For instance, he's right about the Brits and the Revolutionary War, but isn't he also right to use Viet Nam as an analogy? Wasn't that, all poor executive decision making aside, a similar situation? We wanted to fight a conventional war where we march through the forest and crush everything in our path, and the enemy shot from behind trees and bushes. Doesn't that show that rather than evolving, we just see that certain tactics work better in certain situations?
What about the quick draw and the boxer? Would they really get smoked today? It's easy to say, because there's certaintly no way to test it, but it seems a little like hubris to me. To think that we are somehow a superior breed of man. Something made those guys the best in their day, doesn't it take a little away from their accomplishments to say it was just that they didn't have any real competition? Or is that just stating facts?
I see this stance with knife techniques alot. Someone will start talking about their favorite knife disarm or defense technique, and invariably someone chimes in and says, "That would never work these days. People today know too much about knife fighting to pull that maneuver off." Are we really supposed to believe that today's technique makes yesterday's obsolete? Were trained knife fighters such wimps forty years ago, or four thousand years ago, that you could use poor technique and still win? Or were these techniques always dicey at best, and difficult to pulled off against a skilled opponent?
The only thing that I can see that could crush my position is the increasing influence the media has over our training. As evidenced by that fact that you are reading this post, we all incorporate the media, through television, computers, video, and print, into our own training in ways that our forebearers did not. I can go online and see examples of hundreds of different techniques, and then judge for myself which I like and wish to add to my style. This could lead to a honing and evolving of combat in general, as the good is kept and the truly obsolete is discarded. But is this really all that new a phenomenon? Didn't yesterday's warriors compare notes? Didn't they sit around and get drunk and tell old war stories? And don't I still have to practice the technique? Even if I have a better repetoire of techniques, won't I still either be skilled or unskilled? Or rather, some degree of each in various aspects of combat? How is this really any different from how it's always been? Many of us practice techniques that we at least pretend are thousands of years old. Doesn't this imply that people have been at about the same general level of skill for at least that long?
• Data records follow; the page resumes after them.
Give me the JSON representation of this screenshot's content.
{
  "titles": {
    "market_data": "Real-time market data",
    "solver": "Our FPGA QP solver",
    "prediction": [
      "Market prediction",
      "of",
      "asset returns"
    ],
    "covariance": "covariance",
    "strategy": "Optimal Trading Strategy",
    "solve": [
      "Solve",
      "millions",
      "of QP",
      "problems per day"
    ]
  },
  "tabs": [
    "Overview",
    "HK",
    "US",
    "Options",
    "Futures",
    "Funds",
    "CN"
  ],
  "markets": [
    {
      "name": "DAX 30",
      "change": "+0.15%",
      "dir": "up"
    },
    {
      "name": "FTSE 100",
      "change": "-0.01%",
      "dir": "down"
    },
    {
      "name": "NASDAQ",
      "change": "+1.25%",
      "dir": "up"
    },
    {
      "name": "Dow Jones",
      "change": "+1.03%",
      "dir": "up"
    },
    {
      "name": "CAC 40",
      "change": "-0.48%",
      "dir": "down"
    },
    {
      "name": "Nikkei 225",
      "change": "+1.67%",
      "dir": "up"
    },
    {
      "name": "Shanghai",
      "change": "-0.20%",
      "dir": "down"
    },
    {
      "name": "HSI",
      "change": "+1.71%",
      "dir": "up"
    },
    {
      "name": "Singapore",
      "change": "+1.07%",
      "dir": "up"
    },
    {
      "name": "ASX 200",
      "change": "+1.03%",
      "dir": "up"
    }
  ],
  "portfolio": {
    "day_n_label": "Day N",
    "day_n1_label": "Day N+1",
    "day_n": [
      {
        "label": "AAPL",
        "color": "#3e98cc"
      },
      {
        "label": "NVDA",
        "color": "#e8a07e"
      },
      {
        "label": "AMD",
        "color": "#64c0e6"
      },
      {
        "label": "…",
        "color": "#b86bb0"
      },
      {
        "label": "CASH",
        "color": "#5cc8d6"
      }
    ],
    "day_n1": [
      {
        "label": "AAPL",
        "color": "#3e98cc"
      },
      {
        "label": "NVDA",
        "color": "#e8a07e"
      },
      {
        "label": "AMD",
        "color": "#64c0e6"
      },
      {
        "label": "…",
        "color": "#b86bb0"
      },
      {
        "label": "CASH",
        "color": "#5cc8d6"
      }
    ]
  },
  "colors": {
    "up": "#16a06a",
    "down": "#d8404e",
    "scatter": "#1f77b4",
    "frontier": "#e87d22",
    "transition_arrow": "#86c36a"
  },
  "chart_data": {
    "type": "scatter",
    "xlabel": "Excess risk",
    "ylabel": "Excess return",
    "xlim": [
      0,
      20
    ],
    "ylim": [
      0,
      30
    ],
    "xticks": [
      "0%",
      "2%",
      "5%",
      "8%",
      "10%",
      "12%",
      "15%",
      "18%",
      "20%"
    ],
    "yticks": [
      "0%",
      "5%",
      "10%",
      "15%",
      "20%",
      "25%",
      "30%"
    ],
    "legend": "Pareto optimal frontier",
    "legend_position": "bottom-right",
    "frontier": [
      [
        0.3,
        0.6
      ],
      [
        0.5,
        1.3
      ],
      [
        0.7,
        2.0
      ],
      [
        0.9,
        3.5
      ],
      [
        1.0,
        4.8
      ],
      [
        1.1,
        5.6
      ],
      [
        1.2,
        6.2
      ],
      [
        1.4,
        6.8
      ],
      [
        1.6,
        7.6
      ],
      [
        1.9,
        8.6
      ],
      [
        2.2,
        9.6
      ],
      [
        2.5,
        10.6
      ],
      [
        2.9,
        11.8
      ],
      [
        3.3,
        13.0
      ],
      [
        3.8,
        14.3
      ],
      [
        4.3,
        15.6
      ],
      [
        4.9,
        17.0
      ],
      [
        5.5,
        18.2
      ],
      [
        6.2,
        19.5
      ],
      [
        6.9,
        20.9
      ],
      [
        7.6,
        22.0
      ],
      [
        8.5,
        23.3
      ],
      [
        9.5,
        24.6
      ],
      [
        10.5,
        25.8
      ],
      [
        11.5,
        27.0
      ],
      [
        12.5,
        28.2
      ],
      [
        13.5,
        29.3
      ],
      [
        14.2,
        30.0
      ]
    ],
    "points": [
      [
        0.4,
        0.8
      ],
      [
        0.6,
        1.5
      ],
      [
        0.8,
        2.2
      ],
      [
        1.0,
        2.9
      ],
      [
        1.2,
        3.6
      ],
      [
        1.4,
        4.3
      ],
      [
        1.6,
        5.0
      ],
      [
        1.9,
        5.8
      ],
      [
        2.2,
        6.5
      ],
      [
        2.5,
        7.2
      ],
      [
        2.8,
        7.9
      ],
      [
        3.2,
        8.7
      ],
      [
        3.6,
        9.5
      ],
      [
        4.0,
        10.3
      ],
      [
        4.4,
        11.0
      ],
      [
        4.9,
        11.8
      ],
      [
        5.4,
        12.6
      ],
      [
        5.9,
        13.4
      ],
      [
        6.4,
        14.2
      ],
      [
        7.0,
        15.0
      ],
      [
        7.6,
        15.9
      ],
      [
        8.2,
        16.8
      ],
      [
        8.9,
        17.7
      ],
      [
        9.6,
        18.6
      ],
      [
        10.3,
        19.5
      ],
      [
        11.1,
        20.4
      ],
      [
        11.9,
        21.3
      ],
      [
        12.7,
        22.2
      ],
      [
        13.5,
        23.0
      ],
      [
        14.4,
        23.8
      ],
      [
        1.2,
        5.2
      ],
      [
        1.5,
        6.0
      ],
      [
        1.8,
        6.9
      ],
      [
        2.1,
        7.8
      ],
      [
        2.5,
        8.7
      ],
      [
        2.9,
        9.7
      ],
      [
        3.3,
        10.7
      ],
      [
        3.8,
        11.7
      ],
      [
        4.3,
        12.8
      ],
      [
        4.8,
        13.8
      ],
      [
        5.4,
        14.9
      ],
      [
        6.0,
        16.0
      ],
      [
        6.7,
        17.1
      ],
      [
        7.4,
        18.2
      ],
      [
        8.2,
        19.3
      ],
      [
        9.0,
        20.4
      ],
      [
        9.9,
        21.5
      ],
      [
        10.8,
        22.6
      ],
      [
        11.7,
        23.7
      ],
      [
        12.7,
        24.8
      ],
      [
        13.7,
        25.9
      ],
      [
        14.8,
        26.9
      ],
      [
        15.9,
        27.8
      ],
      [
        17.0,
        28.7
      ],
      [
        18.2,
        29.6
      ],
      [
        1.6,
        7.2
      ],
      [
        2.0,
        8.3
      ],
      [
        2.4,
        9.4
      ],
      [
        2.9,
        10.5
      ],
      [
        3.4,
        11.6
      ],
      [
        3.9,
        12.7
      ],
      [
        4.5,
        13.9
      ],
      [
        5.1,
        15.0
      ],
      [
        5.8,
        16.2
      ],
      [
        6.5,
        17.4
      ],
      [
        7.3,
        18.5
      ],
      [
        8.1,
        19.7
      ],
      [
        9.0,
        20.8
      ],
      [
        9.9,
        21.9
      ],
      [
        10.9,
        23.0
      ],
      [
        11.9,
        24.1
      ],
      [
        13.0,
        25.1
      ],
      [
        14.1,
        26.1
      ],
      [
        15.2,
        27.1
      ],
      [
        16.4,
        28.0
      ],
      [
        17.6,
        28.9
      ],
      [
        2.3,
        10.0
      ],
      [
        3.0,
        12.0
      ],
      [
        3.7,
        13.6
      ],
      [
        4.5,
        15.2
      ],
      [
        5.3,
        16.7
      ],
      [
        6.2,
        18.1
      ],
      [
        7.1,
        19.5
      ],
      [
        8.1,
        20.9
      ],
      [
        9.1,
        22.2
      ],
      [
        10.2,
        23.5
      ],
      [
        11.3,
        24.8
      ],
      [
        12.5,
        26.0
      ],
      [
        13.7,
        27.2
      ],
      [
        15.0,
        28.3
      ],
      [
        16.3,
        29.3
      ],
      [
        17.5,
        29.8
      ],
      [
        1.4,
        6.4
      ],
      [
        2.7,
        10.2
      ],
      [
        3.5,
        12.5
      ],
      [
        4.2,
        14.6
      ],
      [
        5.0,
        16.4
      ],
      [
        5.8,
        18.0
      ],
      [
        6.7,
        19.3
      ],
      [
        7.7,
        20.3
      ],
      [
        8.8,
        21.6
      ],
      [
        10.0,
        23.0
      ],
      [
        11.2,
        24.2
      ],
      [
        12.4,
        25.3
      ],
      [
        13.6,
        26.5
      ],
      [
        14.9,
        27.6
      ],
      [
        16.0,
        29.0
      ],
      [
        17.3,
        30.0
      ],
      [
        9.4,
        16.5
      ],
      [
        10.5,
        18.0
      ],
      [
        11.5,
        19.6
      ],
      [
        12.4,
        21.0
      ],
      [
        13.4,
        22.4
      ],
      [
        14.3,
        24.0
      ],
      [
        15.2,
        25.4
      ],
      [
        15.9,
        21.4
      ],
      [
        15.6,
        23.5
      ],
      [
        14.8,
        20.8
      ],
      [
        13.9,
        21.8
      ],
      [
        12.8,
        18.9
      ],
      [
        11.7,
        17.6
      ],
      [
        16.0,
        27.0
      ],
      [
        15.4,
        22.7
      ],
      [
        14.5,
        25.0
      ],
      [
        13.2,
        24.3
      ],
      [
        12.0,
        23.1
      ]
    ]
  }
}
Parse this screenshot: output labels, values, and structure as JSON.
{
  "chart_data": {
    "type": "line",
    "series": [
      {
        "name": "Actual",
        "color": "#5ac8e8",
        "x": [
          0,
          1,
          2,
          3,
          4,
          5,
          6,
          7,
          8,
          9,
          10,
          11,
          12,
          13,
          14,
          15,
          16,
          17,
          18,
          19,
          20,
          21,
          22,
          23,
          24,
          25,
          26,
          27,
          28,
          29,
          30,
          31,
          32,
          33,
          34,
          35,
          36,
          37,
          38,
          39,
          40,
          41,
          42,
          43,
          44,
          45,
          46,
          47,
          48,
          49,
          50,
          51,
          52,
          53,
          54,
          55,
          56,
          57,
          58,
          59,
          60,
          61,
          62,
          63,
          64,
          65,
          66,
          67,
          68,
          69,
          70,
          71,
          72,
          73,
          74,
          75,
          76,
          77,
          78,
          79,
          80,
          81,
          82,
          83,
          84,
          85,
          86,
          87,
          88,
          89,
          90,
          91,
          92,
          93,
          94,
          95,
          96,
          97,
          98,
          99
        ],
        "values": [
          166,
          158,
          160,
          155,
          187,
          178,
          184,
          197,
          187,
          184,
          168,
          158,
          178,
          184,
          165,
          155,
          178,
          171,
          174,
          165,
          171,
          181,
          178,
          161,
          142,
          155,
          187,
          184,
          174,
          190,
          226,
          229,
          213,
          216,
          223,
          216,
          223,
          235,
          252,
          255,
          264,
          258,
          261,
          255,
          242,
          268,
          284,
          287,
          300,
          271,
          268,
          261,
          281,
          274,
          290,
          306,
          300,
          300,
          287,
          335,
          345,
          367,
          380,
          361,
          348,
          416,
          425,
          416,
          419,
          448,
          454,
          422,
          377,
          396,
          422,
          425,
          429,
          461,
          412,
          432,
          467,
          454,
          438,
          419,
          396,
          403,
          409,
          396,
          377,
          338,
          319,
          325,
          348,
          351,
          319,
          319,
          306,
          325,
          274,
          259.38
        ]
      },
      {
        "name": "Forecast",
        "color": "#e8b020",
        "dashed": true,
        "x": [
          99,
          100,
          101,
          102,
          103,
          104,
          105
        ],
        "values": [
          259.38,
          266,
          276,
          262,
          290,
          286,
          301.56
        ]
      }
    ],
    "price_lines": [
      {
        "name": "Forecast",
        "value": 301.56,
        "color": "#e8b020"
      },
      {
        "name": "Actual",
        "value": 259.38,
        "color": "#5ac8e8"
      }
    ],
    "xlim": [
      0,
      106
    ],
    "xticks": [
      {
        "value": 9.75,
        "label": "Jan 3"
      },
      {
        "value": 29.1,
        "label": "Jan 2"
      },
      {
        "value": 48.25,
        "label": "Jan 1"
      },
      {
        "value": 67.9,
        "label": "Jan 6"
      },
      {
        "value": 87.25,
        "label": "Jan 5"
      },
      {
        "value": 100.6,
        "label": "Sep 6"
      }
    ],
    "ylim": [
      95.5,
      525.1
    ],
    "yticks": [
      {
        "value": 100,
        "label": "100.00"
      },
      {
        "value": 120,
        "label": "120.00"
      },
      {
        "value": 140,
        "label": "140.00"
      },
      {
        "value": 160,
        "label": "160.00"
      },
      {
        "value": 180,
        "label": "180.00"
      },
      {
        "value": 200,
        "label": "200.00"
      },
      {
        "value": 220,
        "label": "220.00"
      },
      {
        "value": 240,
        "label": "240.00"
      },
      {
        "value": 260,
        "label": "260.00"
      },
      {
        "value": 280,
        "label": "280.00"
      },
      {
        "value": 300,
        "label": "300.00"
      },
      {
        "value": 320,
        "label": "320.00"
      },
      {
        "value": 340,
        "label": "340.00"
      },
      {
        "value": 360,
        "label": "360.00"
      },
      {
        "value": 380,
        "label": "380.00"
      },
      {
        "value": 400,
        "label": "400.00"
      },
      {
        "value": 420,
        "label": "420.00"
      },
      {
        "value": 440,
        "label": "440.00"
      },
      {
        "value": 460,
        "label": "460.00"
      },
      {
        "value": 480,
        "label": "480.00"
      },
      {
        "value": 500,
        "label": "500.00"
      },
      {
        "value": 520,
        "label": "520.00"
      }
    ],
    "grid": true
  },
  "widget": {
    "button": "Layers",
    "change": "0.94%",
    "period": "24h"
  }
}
Haven't we always had a range of ability as a species that encompasses everything from the unskilled dork to the professional warrior?
I guess it just makes me wonder. Many of you have been around longer than I. Have you witnessed this great evolution in combat? Have you seen some kind of mass subconscious fighting expertise develop in the common man? We don't seem all that invincible to me. I can't fly, shoot lightning from my fingers, or move things with my mind. So if we've improved so much in only fifty years, and we still suck this much at fighting, were we just a bunch of uncoordinated idiots throwing rocks at each other three hundred years ago?